Bu durum karşısında Bozdağ, Danıştay 8. Daire’ye başvurdu. Danıştayın aldığı kararla 14 Mayıs 2008’de ikinci kez görevine geri dönen Bozdağ’a çalışma odası verilmedi. Uzmanlık alanındaki derslerin dahi kendisine verilmemesine rağmen üniversitedeki çalışmalarını aksatmadan devam ettiğini söyleyen Bozdağ’ın üniversiteyle olan ilişiği son olarak Mart 2010’da, Eğitim Fakültesi Eski Dekanı Prof. Dr. Şule Aycan’ın olumsuz görüşleri referans gösterilerek, verilen görevleri yerine getirmediği, meslektaşlarıyla geçinemediği ve kurumuna karşı aidiyat duygusuna sahip olmadığı gerekçeleriyle üçüncü kez kesildi.
Bozdağ, üçüncü kez üniversiteyle ilişiğinin kesilmesini de yargıya taşımış durumda. Danıştay 8. Daire’de görülen davanın sonuçlanmasını beklediğini söyleyen Bozdağ, “Bu süreçte çok yoğun bir psikolojik baskı altında kaldım. Okula her dönüşümde hakkımda bir dedikodu çıkarıldı. ‘Komünist hoca yine dönmüş, ama yakında gider’ dendi. Politik kimliğimle öğrencilerin gözünde itibarsızlaştırılmak istendim” diye konuştu.
Konuyla ilgili ulaştığımız MÜ Eğitim Fakültesi Dekanı Prof. Dr. Mustafa Volkan Coşkun ise“Yakın bir zamanda bu göreve atandığım için konuyla ilgili objektif bir bilgi veremem. Süreci bilmiyorum.
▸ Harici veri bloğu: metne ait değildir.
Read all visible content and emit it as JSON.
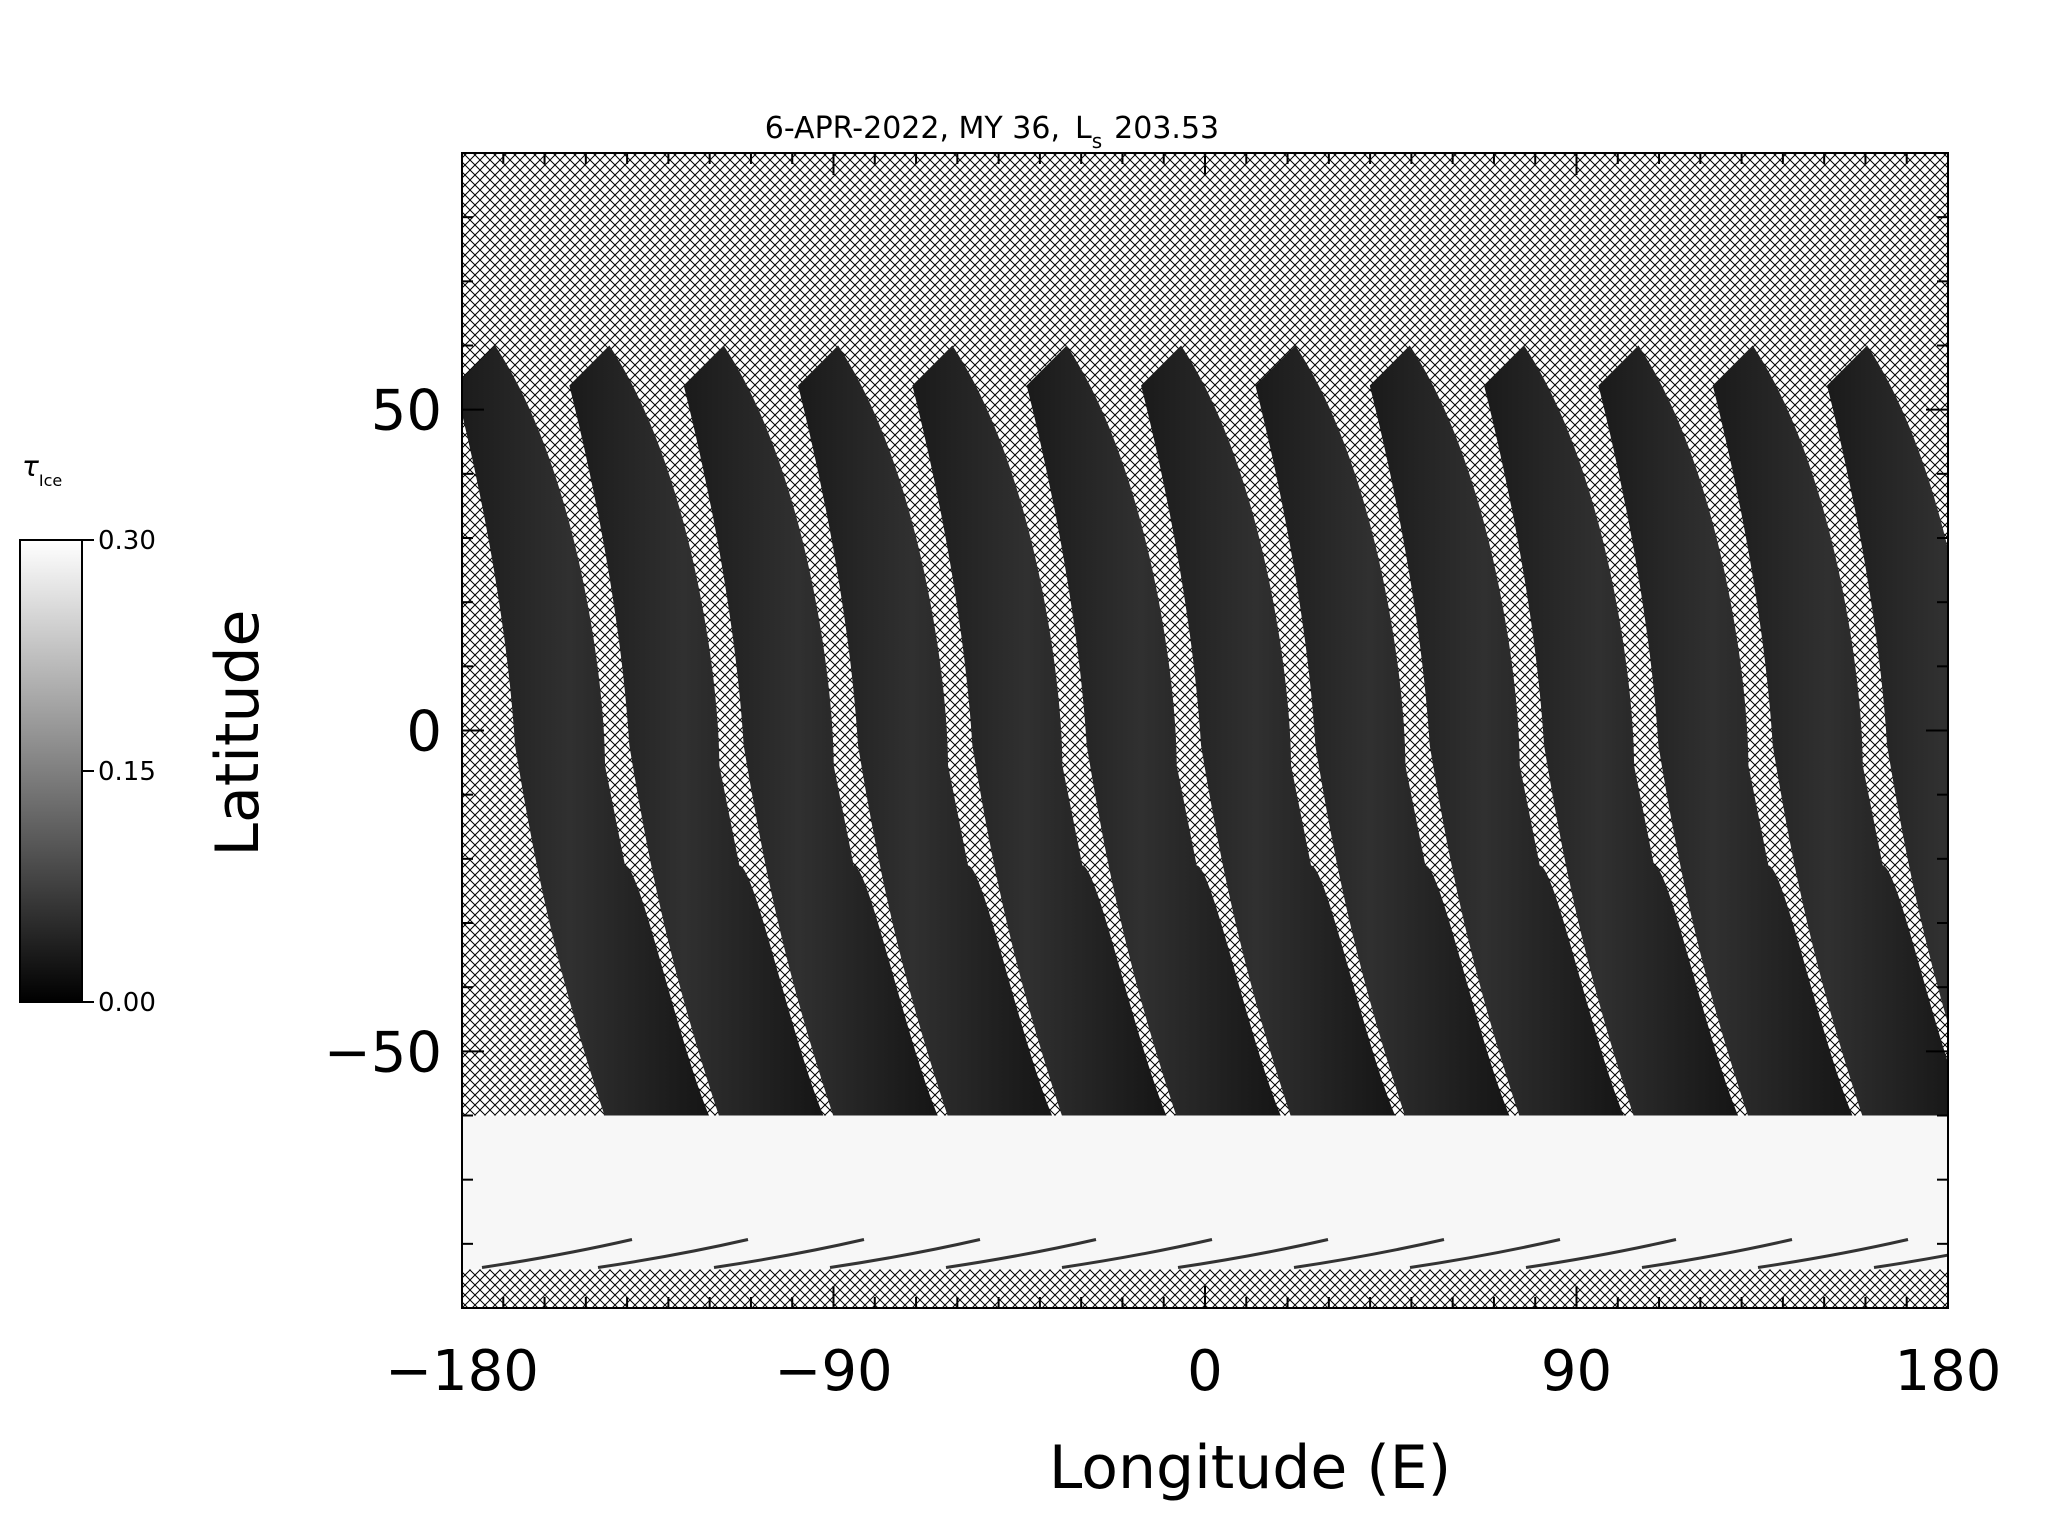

Açıkçası bu konu hakkında hiçbir bilgiye sahip değilim.”
Şahinkaya ve Evren’in davası bugün
12 Eylül askeri darbesine ilişkin, dönemin Genelkurmay Başkanı Kenan Evren ile dönemin Hava Kuvvetleri Komutanı emekli orgeneral Tahsin Şahinkaya ’nın yargılandığı davanın 5. duruşması bugün saat 09.45’te başlayacak. Ankara 12. Ağır Ceza’daki son duruşmada, Evren ve Şahinkaya’nın duruşmaya gelip gelemeyecekleri konusunda, sağlık durumlarının belirlenmesi için Adli Tıp’a yazı yazılmasına karar verilmişti.
Eski dekan: İddiayı kabul etmiyorum
MÜ Eğitim Fakültesi’nin eski dekanı, Prof. Dr. Şule Aycan: ”Ben 60 yaşını geçmiş bir insanım. 12 yıl dekanlık yaptım ve Lütfiye Bozdağ’ın Kenan Evren ’i protesto ettiği gerekçesiyle üniversiteden uzaklaştırıldığı iddiasını kesinlikle kabul etmiyorum. Herkesin demokratik haklarına saygı duyuyorum.
Kenan Evren ’le ilgili protestolarla ilgili bir soruşturma da açılmadı. Bozdağ’ın üniversiteyle ilişiğinin kesilmesinin nedeni derslere girmemesi, jüri raporlarının olumsuz olması ve kişiler arasında sürtüşme yaratmasıdır. Sonuçta biz raporumuzu sunarız ve bunun nihai kararını da rektörlük verir. Hiç kimse, kimseyi ekmeğinden etmek istemez. Fakat işini yapmayan, bilimsel bir üretimde bulunmayan kişilerle üniversitenin gelişmesi de mümkün değil.”